My apologies if this has come out to be harsh in any way.

Regards Kapil

mtthss commented 3 years ago

Hi, thanks for your comment and feedback,

Let me start by highlighting that we believe TFP to be a brilliant library, that serves it users very well, and whose API has been well thought through and is rightfully the industry standard for working with probability distributions. So why did we build distrax? I hope the following will be helpful to understand our motivations:

First, TFP supports both JAX and TF as the backend, but this came at a cost: TFP components are based on a single "source of truth" written in TF, from which the JAX code is automatically generated via a script. This was a good decision from a software engineering perspective, as it minimises code maintenance and ensures consistency of behaviour across backends; indeed, we also agree that if, as it is often the case, a user is only interested in using or combining existing components, this solution has no noticeable downsides.

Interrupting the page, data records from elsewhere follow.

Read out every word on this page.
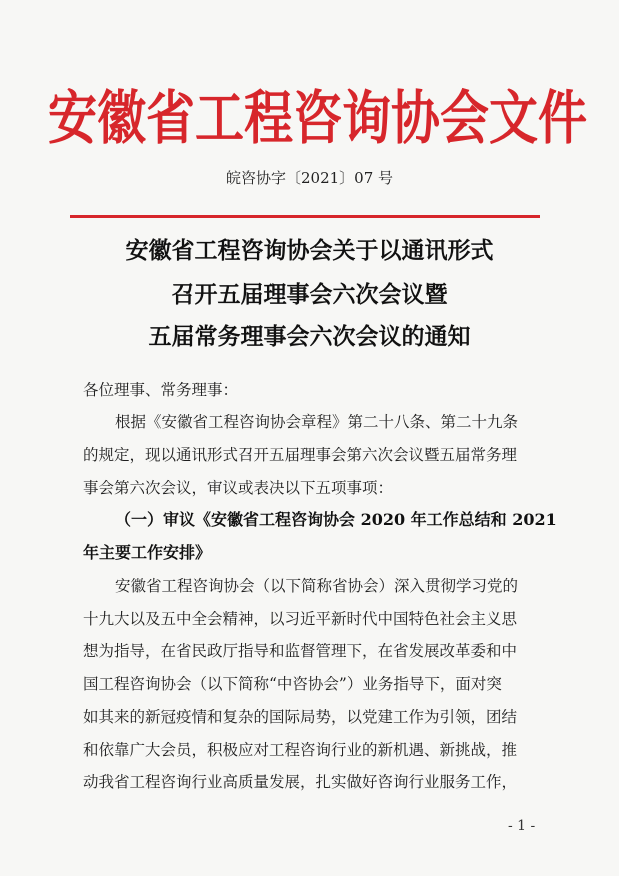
安徽省工程咨询协会文件
皖咨协字〔2021〕07 号
安徽省工程咨询协会关于以通讯形式
召开五届理事会六次会议暨
五届常务理事会六次会议的通知
各位理事、常务理事：
根据《安徽省工程咨询协会章程》第二十八条、第二十九条
的规定，现以通讯形式召开五届理事会第六次会议暨五届常务理
事会第六次会议，审议或表决以下五项事项：
（一）审议《安徽省工程咨询协会 2020 年工作总结和 2021
年主要工作安排》
安徽省工程咨询协会（以下简称省协会）深入贯彻学习党的
十九大以及五中全会精神，以习近平新时代中国特色社会主义思
想为指导，在省民政厅指导和监督管理下，在省发展改革委和中
国工程咨询协会（以下简称“中咨协会”）业务指导下，面对突
如其来的新冠疫情和复杂的国际局势，以党建工作为引领，团结
和依靠广大会员，积极应对工程咨询行业的新机遇、新挑战，推
动我省工程咨询行业高质量发展，扎实做好咨询行业服务工作，
- 1 -
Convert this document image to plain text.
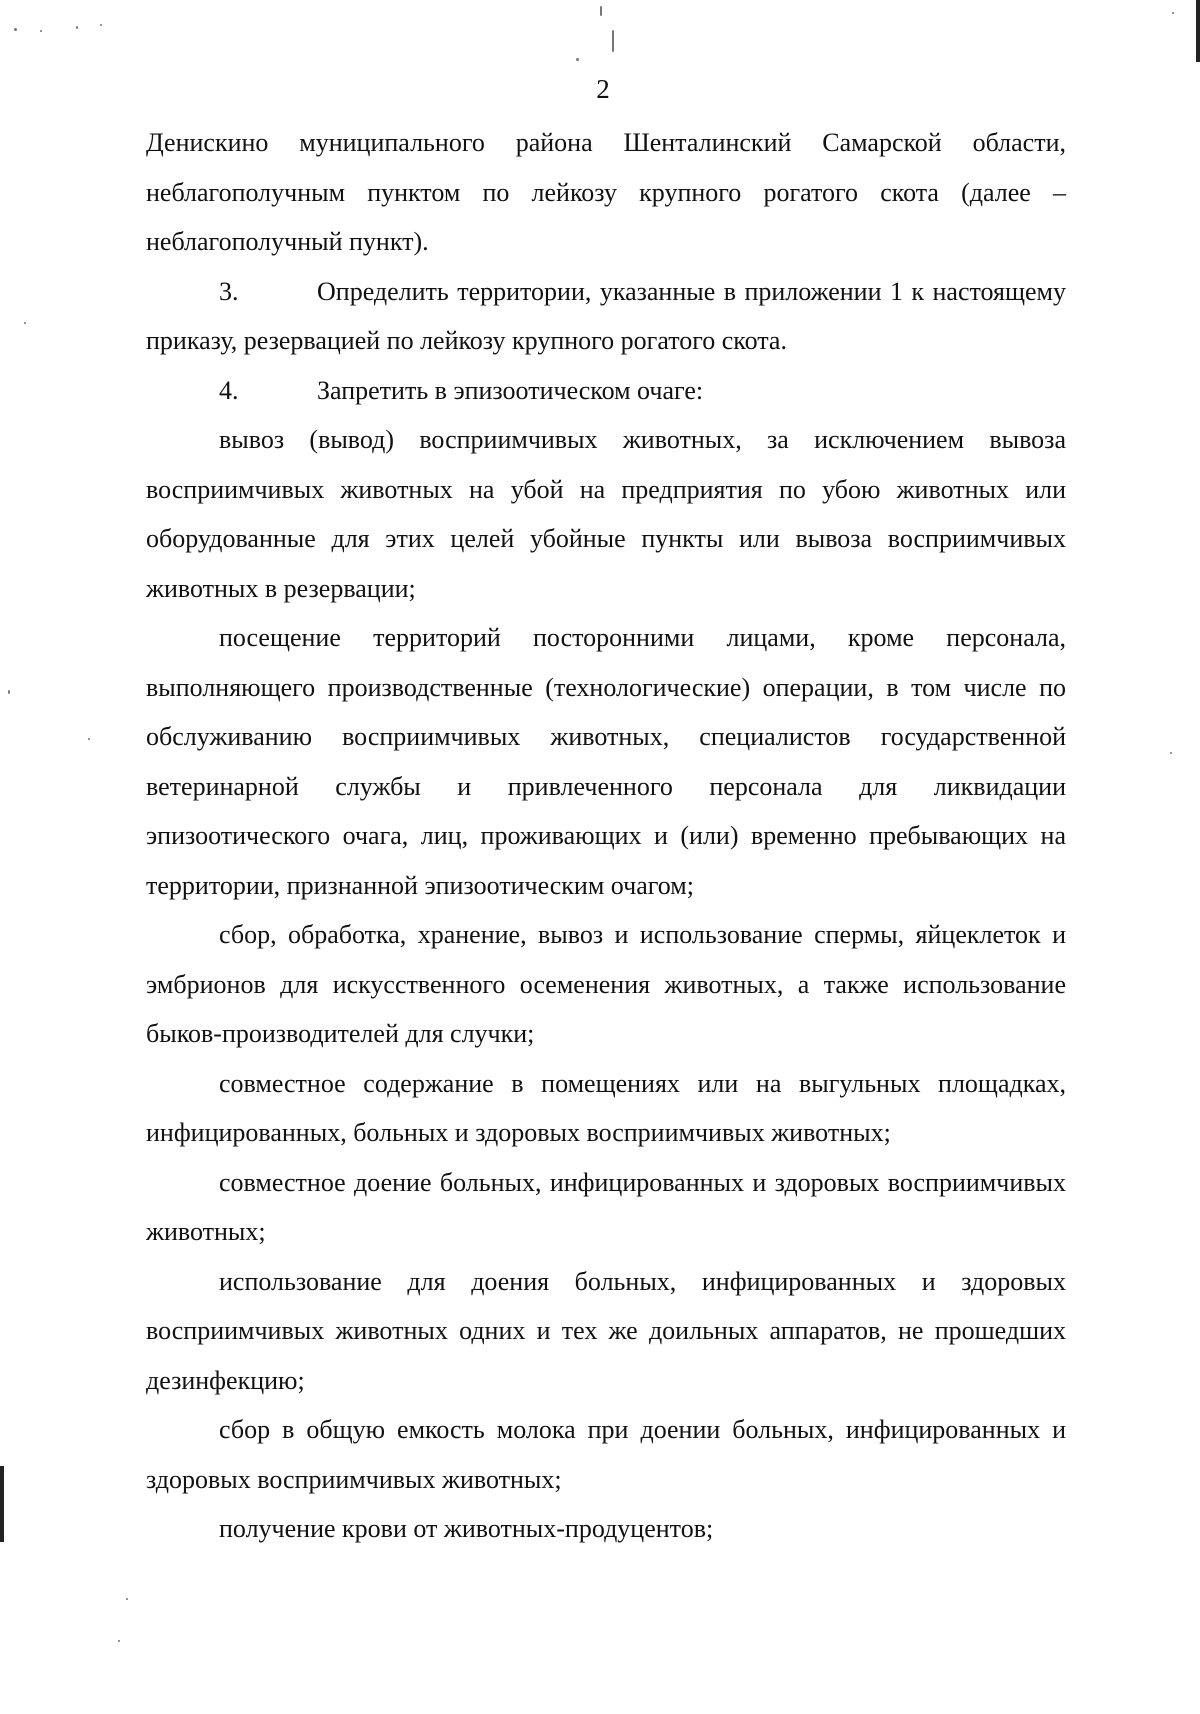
2

Денискино муниципального района Шенталинский Самарской области, неблагополучным пунктом по лейкозу крупного рогатого скота (далее – неблагополучный пункт).

3.	Определить территории, указанные в приложении 1 к настоящему приказу, резервацией по лейкозу крупного рогатого скота.

4.	Запретить в эпизоотическом очаге:

вывоз (вывод) восприимчивых животных, за исключением вывоза восприимчивых животных на убой на предприятия по убою животных или оборудованные для этих целей убойные пункты или вывоза восприимчивых животных в резервации;

посещение территорий посторонними лицами, кроме персонала, выполняющего производственные (технологические) операции, в том числе по обслуживанию восприимчивых животных, специалистов государственной ветеринарной службы и привлеченного персонала для ликвидации эпизоотического очага, лиц, проживающих и (или) временно пребывающих на территории, признанной эпизоотическим очагом;

сбор, обработка, хранение, вывоз и использование спермы, яйцеклеток и эмбрионов для искусственного осеменения животных, а также использование быков-производителей для случки;

совместное содержание в помещениях или на выгульных площадках, инфицированных, больных и здоровых восприимчивых животных;

совместное доение больных, инфицированных и здоровых восприимчивых животных;

использование для доения больных, инфицированных и здоровых восприимчивых животных одних и тех же доильных аппаратов, не прошедших дезинфекцию;

сбор в общую емкость молока при доении больных, инфицированных и здоровых восприимчивых животных;

получение крови от животных-продуцентов;
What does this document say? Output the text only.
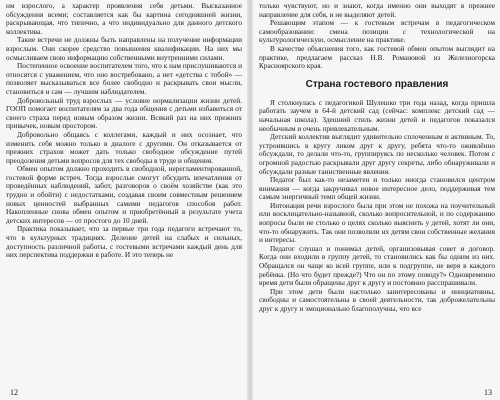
нм взрослого, а характер проявления себя детьми. Высказанное обсуждения всеми; составляется как бы картина сегодняшней жизни, раскрывающая, что типично, а что индивидуально для данного детского коллектива.

Такие встречи не должны быть направлены на получение информации взрослым. Они скорее средство повышения квалификации. На них мы осмысливаем свою информацию собственными внутренними силами.

Постепенное освоение воспитателем того, что к нам прислушиваются и относятся с уважением, что оно востребовано, а нет «детства с тобой» — позволяет высказываться все более свободно и раскрывать свои мысли, становиться и сам — лучшим наблюдателем.

Добровольный труд взрослых — условие нормализации жизни детей. ГООП помогает воспитателям за два года общения с детьми избавиться от своего страха перед новым образом жизни. Всякий раз на них прежних привычек, новым простором.

Добровольно общаясь с коллегами, каждый и них осознает, что изменить себя можно только в диалоге с другими. Он отказывается от прежних страхов может дать только свободное обсуждение путей преодоления детьми вопросов для тех свободы в труде и общения.

Обмен опытом должно проходить в свободной, нерегламентированной, гостевой форме встреч. Тогда взрослые смогут обсудить впечатления от проведённых наблюдений, забот, разговоров о своём хозяйстве (как это трудно и обойти) с недостатками, создавая своим совместным решением новых ценностей выбранных самими педагогов способов работ. Накопленные снова обмен опытом и приобретённый в результате учета детских интересов — от простого до 10 дней.

Практика показывает, что за первые три года педагоги встречают то, что в культурных традициях. Деление детей на слабых и сильных, доступность различной работы, с гостевыми встречами каждый день для них перспектива поддержки в работе. И это теперь не

12

только чувствуют, но и знают, когда именно они выходят в прежнее направление для себя, и не выделяют детей.

Решающим этапом — к гостевым встречам в педагогическом самообразовании: смена позиции с технологической на культурологическую, осмысление на практике.

В качестве объяснения того, как гостевой обмен опытом выглядит на практике, предлагаем рассказ Н.В. Романовой из Железногорска Красноярского края.

Страна гостевого правления

Я столкнулась с педагогикой Шулешко три года назад, когда пришла работать заучем в 64-й детский сад (сейчас: комплекс детский сад — начальная школа). Здешний стиль жизни детей и педагогов показался необычным и очень привлекательным.

Детский коллектив выглядит удивительно сплоченным и активным. То, устроившись в кругу ликом друг к другу, ребята что-то оживлённо обсуждали, то делали что-то, группируясь по несколько человек. Потом с огромной радостью раскрывали друг другу секреты, либо обнаруживали и обсуждали разные таинственные явления.

Педагог был как-то незаметен и только иногда становился центром внимания — когда закручивал новое интересное дело, поддерживая тем самым энергичный темп общей жизни.

Интонация речи взрослого была при этом не похожа на поучительный или восклицательно-назывной, сколько вопросительной, и по содержанию вопросы были не столько о целях сколько выяснить у детей, хотят ли они, что-то обнаружить. Так они позволяли их детям свои собственные желания и интересы.

Педагог слушал и понимал детей, организовывая совет и договор. Когда они входили в группу детей, то становились как бы одним из них. Обращался он чаще ко всей группе, или к подгруппе, не веря в каждого ребёнка. (Но что будет прежде?) Что он по этому поводу?» Одновременно время дети были обращены друг к другу и постоянно расспрашивали.

При этом дети были настолько заинтересованы и инициативны, свободны и самостоятельны в своей деятельности, так доброжелательны друг к другу и эмоционально благополучны, что все

13
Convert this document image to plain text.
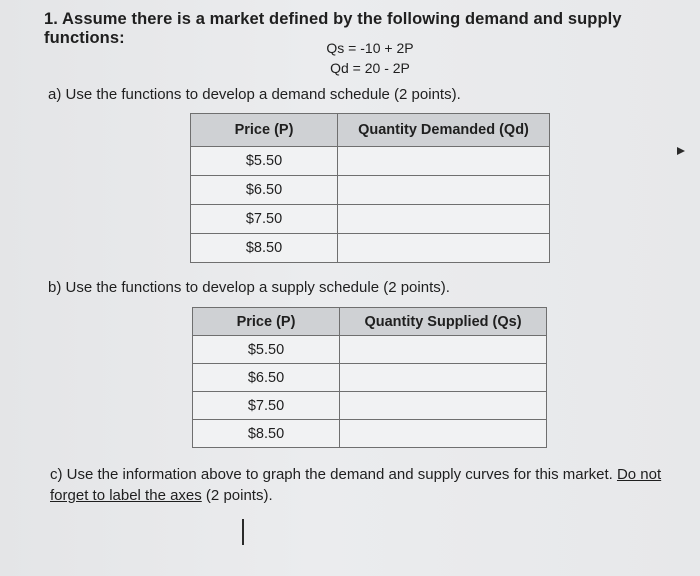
1. Assume there is a market defined by the following demand and supply functions:
Qs = -10 + 2P
Qd = 20 - 2P
a) Use the functions to develop a demand schedule (2 points).
Price (P)	Quantity Demanded (Qd)
$5.50	
$6.50	
$7.50	
$8.50	
b) Use the functions to develop a supply schedule (2 points).
Price (P)	Quantity Supplied (Qs)
$5.50	
$6.50	
$7.50	
$8.50	
c) Use the information above to graph the demand and supply curves for this market. Do not forget to label the axes (2 points).
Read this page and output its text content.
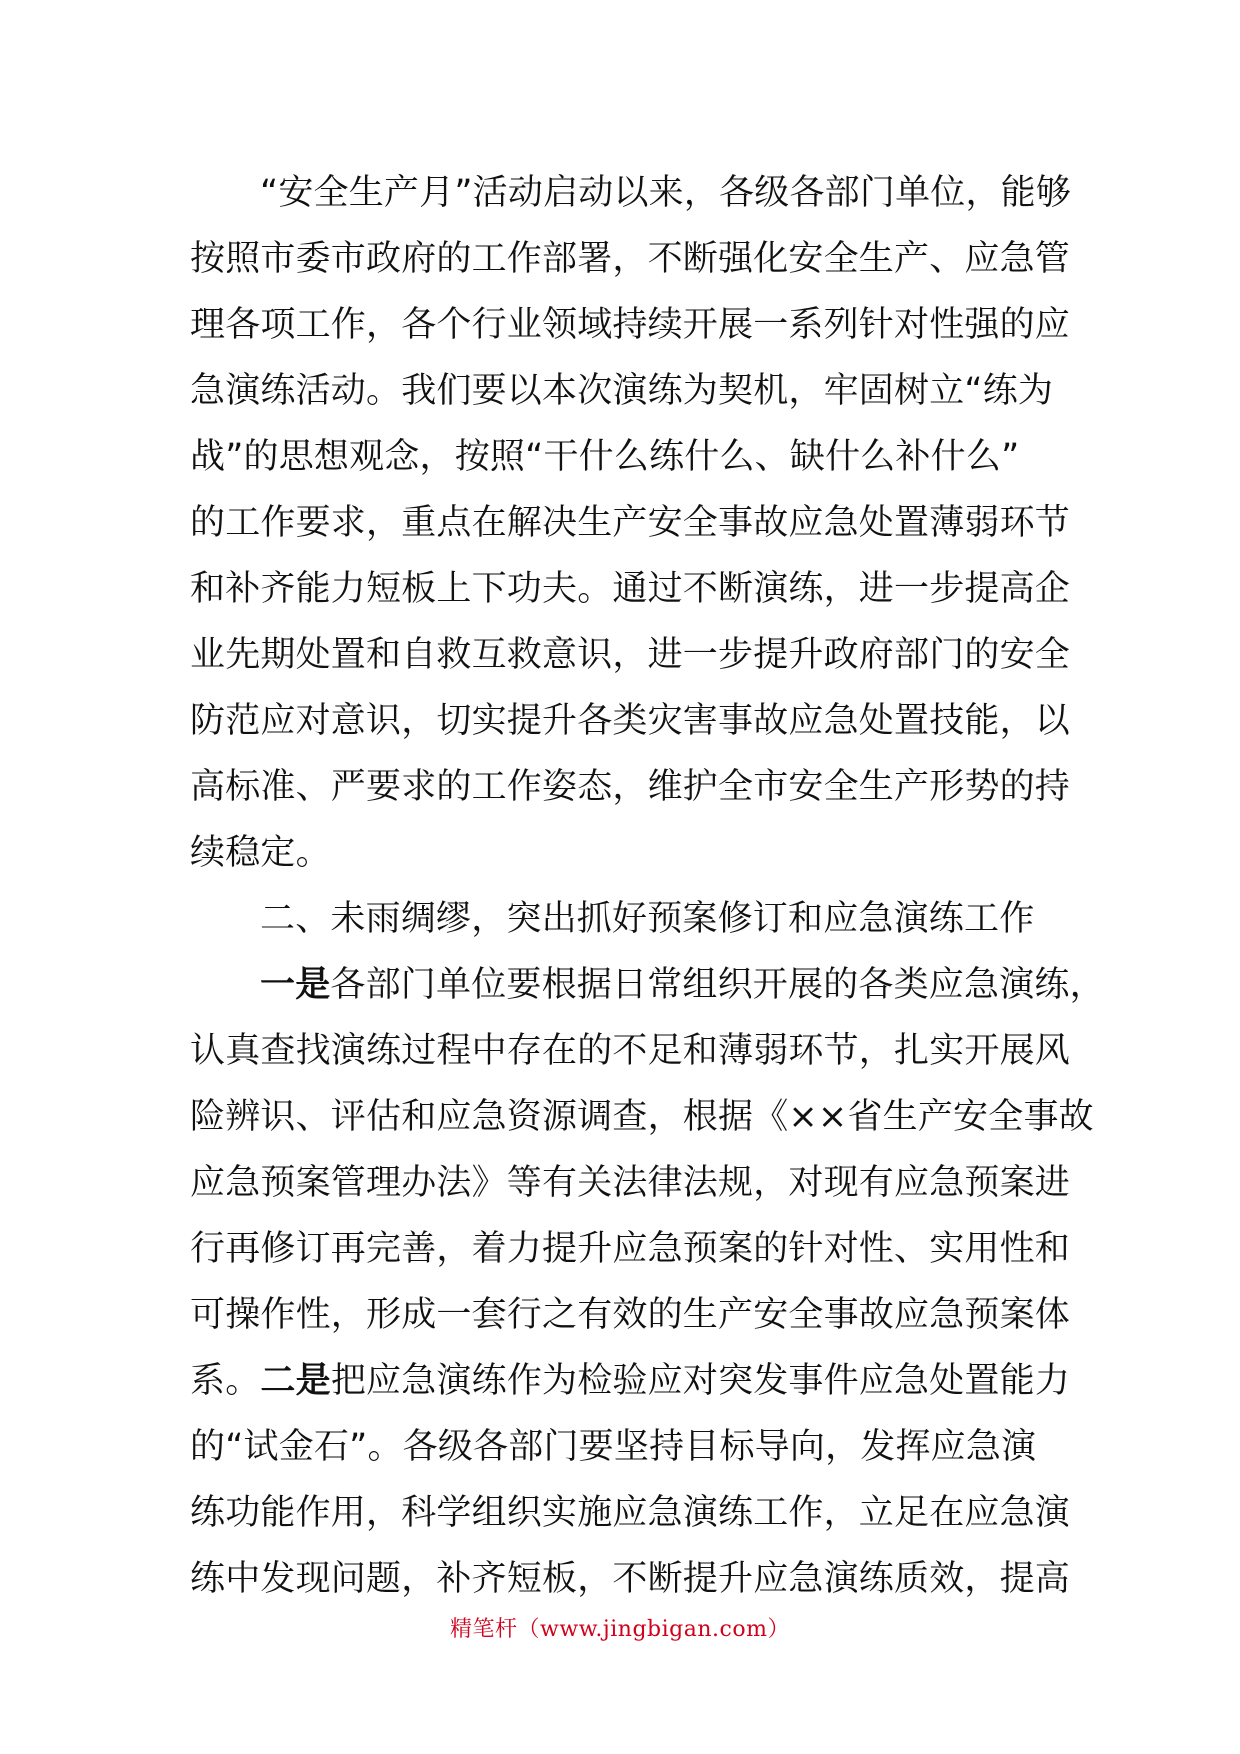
“安全生产月”活动启动以来，各级各部门单位，能够
按照市委市政府的工作部署，不断强化安全生产、应急管
理各项工作，各个行业领域持续开展一系列针对性强的应
急演练活动。我们要以本次演练为契机，牢固树立“练为
战”的思想观念，按照“干什么练什么、缺什么补什么”
的工作要求，重点在解决生产安全事故应急处置薄弱环节
和补齐能力短板上下功夫。通过不断演练，进一步提高企
业先期处置和自救互救意识，进一步提升政府部门的安全
防范应对意识，切实提升各类灾害事故应急处置技能，以
高标准、严要求的工作姿态，维护全市安全生产形势的持
续稳定。
二、未雨绸缪，突出抓好预案修订和应急演练工作
一是各部门单位要根据日常组织开展的各类应急演练，
认真查找演练过程中存在的不足和薄弱环节，扎实开展风
险辨识、评估和应急资源调查，根据《××省生产安全事故
应急预案管理办法》等有关法律法规，对现有应急预案进
行再修订再完善，着力提升应急预案的针对性、实用性和
可操作性，形成一套行之有效的生产安全事故应急预案体
系。二是把应急演练作为检验应对突发事件应急处置能力
的“试金石”。各级各部门要坚持目标导向，发挥应急演
练功能作用，科学组织实施应急演练工作，立足在应急演
练中发现问题，补齐短板，不断提升应急演练质效，提高
精笔杆（www.jingbigan.com）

Our researchers however, often need to modify existing components to explore some new research ideas, and to iterate quickly over new ideas, they need to be able to do so in the language they are most familiar with (JAX). In this setting, the TFP approach to supporting both TF and JAX backends, requires researchers to read, understand and write TensorFlow code.

Our solution to this has been to embrace most of the TFP API, strive to ensure interoperability, but enable researchers to work with and modify JAX native distributions. We hope this strikes a good trade off between the specific needs of our researchers, and avoiding needlessly fragmenting a community that is already well served by TFP in many other aspects.